= Kathryn Virginia Anderson =

American developmental biologist (1952–2020)

Kathryn Virginia Anderson was an American developmental biologist researching about the various gene and protein interactions that guide the process of embryogenesis and especially neurulation.

==Early life and education==
Anderson was born in La Jolla, San Diego in 1952. She was schooled at Point Loma High School and she has ascribed her interest in biological sciences to its biology teacher and parents. She graduated from University of California, Berkeley in biochemistry. In 1973, she began her post-graduate studies in neurodevelopment at Stanford University and left after 2 years.

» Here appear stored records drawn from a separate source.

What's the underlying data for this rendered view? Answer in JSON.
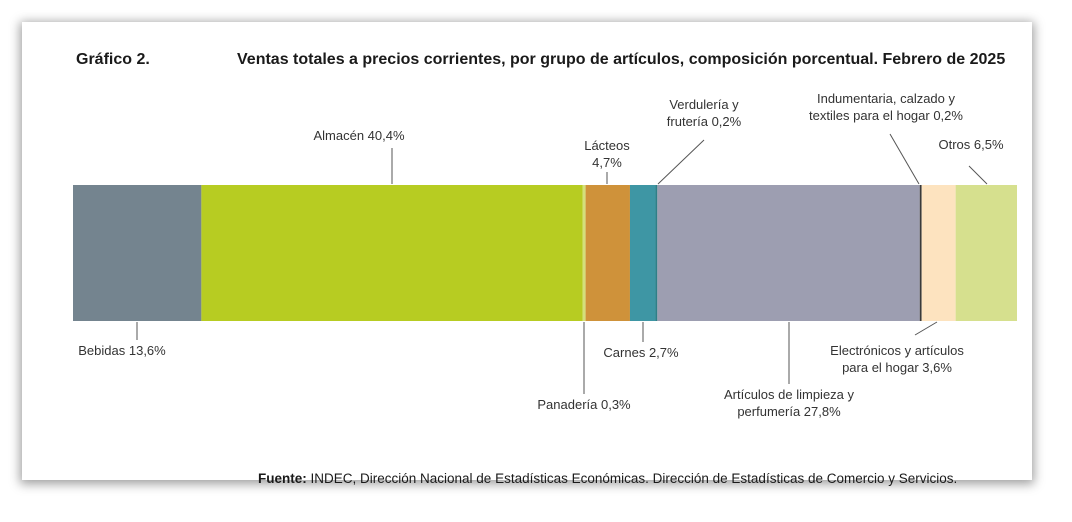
{
  "header": {
    "figure_number": "Gráfico 2.",
    "title": "Ventas totales a precios corrientes, por grupo de artículos, composición porcentual. Febrero de 2025"
  },
  "footer": {
    "source_label": "Fuente:",
    "source_text": " INDEC, Dirección Nacional de Estadísticas Económicas. Dirección de Estadísticas de Comercio y Servicios."
  },
  "chart_data": {
    "type": "bar",
    "orientation": "horizontal-stacked-100",
    "title": "Ventas totales a precios corrientes, por grupo de artículos, composición porcentual. Febrero de 2025",
    "unit": "%",
    "segments": [
      {
        "name": "Bebidas",
        "value": 13.6,
        "color": "#74848f",
        "label_lines": [
          "Bebidas 13,6%"
        ]
      },
      {
        "name": "Almacén",
        "value": 40.4,
        "color": "#b7cc22",
        "label_lines": [
          "Almacén 40,4%"
        ]
      },
      {
        "name": "Panadería",
        "value": 0.3,
        "color": "#d4e07a",
        "label_lines": [
          "Panadería 0,3%"
        ]
      },
      {
        "name": "Lácteos",
        "value": 4.7,
        "color": "#cf923a",
        "label_lines": [
          "Lácteos",
          "4,7%"
        ]
      },
      {
        "name": "Carnes",
        "value": 2.7,
        "color": "#3e96a4",
        "label_lines": [
          "Carnes 2,7%"
        ]
      },
      {
        "name": "Verdulería y frutería",
        "value": 0.2,
        "color": "#2f7f87",
        "label_lines": [
          "Verdulería y",
          "frutería 0,2%"
        ]
      },
      {
        "name": "Artículos de limpieza y perfumería",
        "value": 27.8,
        "color": "#9d9eb1",
        "label_lines": [
          "Artículos de limpieza y",
          "perfumería 27,8%"
        ]
      },
      {
        "name": "Indumentaria, calzado y textiles para el hogar",
        "value": 0.2,
        "color": "#3a3a3a",
        "label_lines": [
          "Indumentaria, calzado y",
          "textiles para el hogar 0,2%"
        ]
      },
      {
        "name": "Electrónicos y artículos para el hogar",
        "value": 3.6,
        "color": "#fde3bf",
        "label_lines": [
          "Electrónicos y artículos",
          "para el hogar 3,6%"
        ]
      },
      {
        "name": "Otros",
        "value": 6.5,
        "color": "#d6e08e",
        "label_lines": [
          "Otros 6,5%"
        ]
      }
    ]
  }
}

She then enrolled at the UCSF School of Medicine, from what she terms as a "desire to do something for the humanity". However, she disliked the shift from basic sciences and left the course. In 1977, she opted for doctoral studies in the field of genetics with Judith Lengyel at University of California, Los Angeles, which spanned upon the biochemistry of Drosophila development, specifically examining the co-relation of DNA replication with histone mRNA synthesis. She received her Ph.D. degree in 1980.

==Career and research==
As molecular biology and developmental biology were becoming intrinsically linked, she moved to the Friedrich Miescher laboratory, Germany in 1981 (which had been launched one month before) to work with Christiane Nüsslein Volhard on the genetic control of embryonic development in Drosophila. Combining embryological manipulation with developmental genetics, they identified the molecules that controlled various embryological processes and in particular, the dorsal-ventral signaling.

In 1985, Anderson became an assistant professor at the Department of Molecular and Cell Biology over University of California, Berkeley. She continued her work, identifying several genes involved in dorsal-ventral patterning and cloning them, especially the Toll gene. She also delineated the genetic pathway that de-differentiates the various cell types.

From 1993 to 1994, she carried out research in mouse embryonics at the National Institute for Medical Research, United Kingdom under the guidance of Rosa Beddington.

In 1996, she joined the Molecular Biology Program at the Memorial Sloan Kettering Cancer Center, New York.

==Personal life==
She married Timothy Bestor, a fellow geneticist at Columbia University in 2004.

She died on November 30, 2020.

==Honors==
She was elected to the National Academy of Science in 2002. She has been awarded with the Thomas Hunt Morgan Medal in 2012 by Genetics Society of America for her lifetime contributions to genetics. She was also awarded the Edwin Grant Conklin Medal by the Society for Developmental Biology in 2016. In 2013, Federation of American Societies for Experimental Biology honored her with the Excellence in Science Award.